I've passed my qualifying exams. I'm now officially ABD (all but dissertation).
I'm not so much excited as very very relieved. Whew!
I've passed my qualifying exams. I'm now officially ABD (all but dissertation).
I'm not so much excited as very very relieved. Whew!
Congratulations! Joy!
Congratulations Mary Anne! Finding a balance in how much time and effort to devote to the dissertation and how much to your own professional writing may be a challenge. But you seem amazingly capable in such situations. I am really impressed that you did as you said you would and did not let grad school dominate your life.
It certainly dominated mine for four years, and I was initially skeptical that it would be possible for you to have a different experience. But so far, you have done it! (With, of course, understandable exceptions, as during the recent interlude when you were preparing for and taking the exams.)
Yeah! Yeah! Yeah!
Awesome.
Congrats to being ABD.
Does this mean that a year from now we’ll be reading your first novel? (at least in draft form?)
Congratulations!
Whoo-hoo! Awesome! Congrats, MA!
Cute, sassy AND smart!
All hail the King, baby!
Congratulations indeed. Actually you have achieved a kind of degree. You are not just ABD, you are a Ph.C. (Candidate in Philosophy) and you will get a diploma to that effect, and you can frame it and put it on the wall) Now you have three more official letters after your name. And now is the danger point. And both as one who did it and as one who was once a professor judging those people, here is where people slip or slide or stop. The temptation is to let real life intrude into the work of the dissertation. Try not to let it happen. I took four years to do mine and found it a terribly heavy load. Only you know how vulnerable you might be, but Excelsior!! And hearty congratulations.
Bravo, Bravo, Bravo, Bravo King Mary Anne… Is it good to be the King?
V. well done
Yay for you!
Whoo-hoo! Congratulations!
Hot damn! Congrats, Mary Anne!
Yay! Congratulations!!
Thanks, everyone! Still sinking in, somehow. 🙂
GAC, that bit about the PhC was interesting — I had no idea. Cool. Katie warned me about the desire to slump that follows after passing the exams; she says lots of grad students basically do nothing for the next six months. Luckily, I think I have enough deadlines that that shouldn’t be a problem…

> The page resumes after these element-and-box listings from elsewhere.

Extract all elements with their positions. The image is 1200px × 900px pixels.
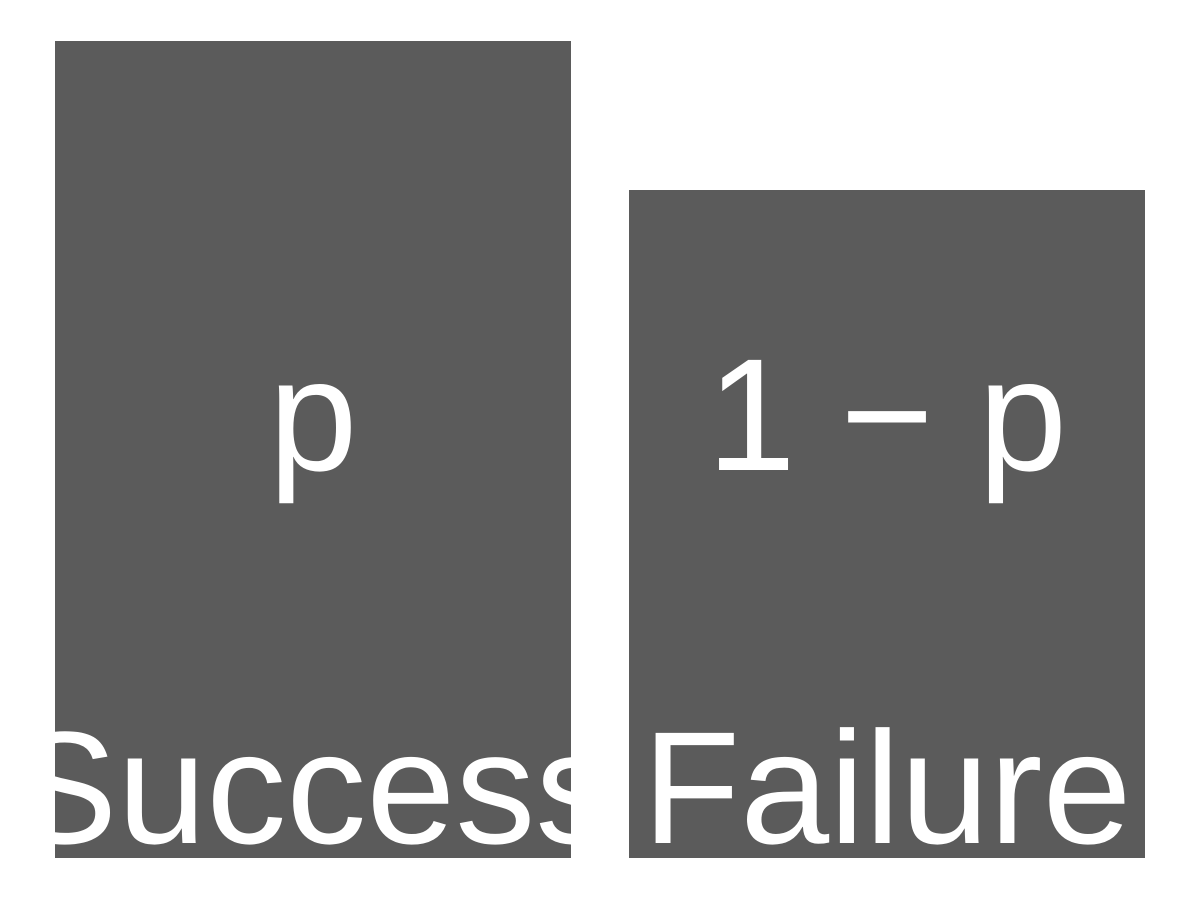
value-label-success: p xyxy=(269,325,358,504)
category-label-failure: Failure xyxy=(642,698,1131,877)
bar-success xyxy=(55,41,571,858)
value-label-failure: 1 − p xyxy=(707,325,1067,504)
bar-failure xyxy=(629,190,1145,858)
category-label-success: Success xyxy=(11,698,616,877)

Actually, there is a bit of a story there. I got my doctorate at Madison. After the exams were done, I got this diploma thingy in the mail. It looked just like a regular diploma “The Regents of the University of Wisconsin…..” except that it was cheesy, sort of mimeographed. I asked my director what it was and got the Ph.C. story. The unnerving part was that it stands as a terminal degree for a huge number of people who don’t have the steam to do the Big Write afterwards. Traditional schools will still give you the cheesy diploma. I know one from the University of Washington that is framed and above the desk of a permanent ABD. It would be amusing were she not one of the brightest students I ever taught. By the way, the most beautiful piece of paper I have is my UC diploma; now there is class.
It *is* awful purty, isn’t it? Sometimes I get so smug about the U of C, even though I was a total slacker and barely pulled a 3.0 average when I was there.
I didn’t, in fact, actually manage the 3.0, and had to take a few creative writing classes as a grad-student-at-large, afterwards, which somehow got averaged into my transcript, for reasons which are still a mystery to me, but which I accepted gratefully, since plenty of the grad schools I wanted to apply to wouldn’t even look at you if you didn’t have a 3.0 — of course, they all rejected me anyway, both the first year I applied and the second, but now I’m finally finishing, so nyah nyah nyah to them. 🙂 Even if it is about, oh, seven years later than I’d originally planned to have my Ph.D…
Hee. Which reminds me about this great moment in Bujold’s Vorkosigan series when Ilyan and Ekaterin are reminiscing about the plans they had for their lives when they were 20… Hee. Hee. Maybe I go read that bit again.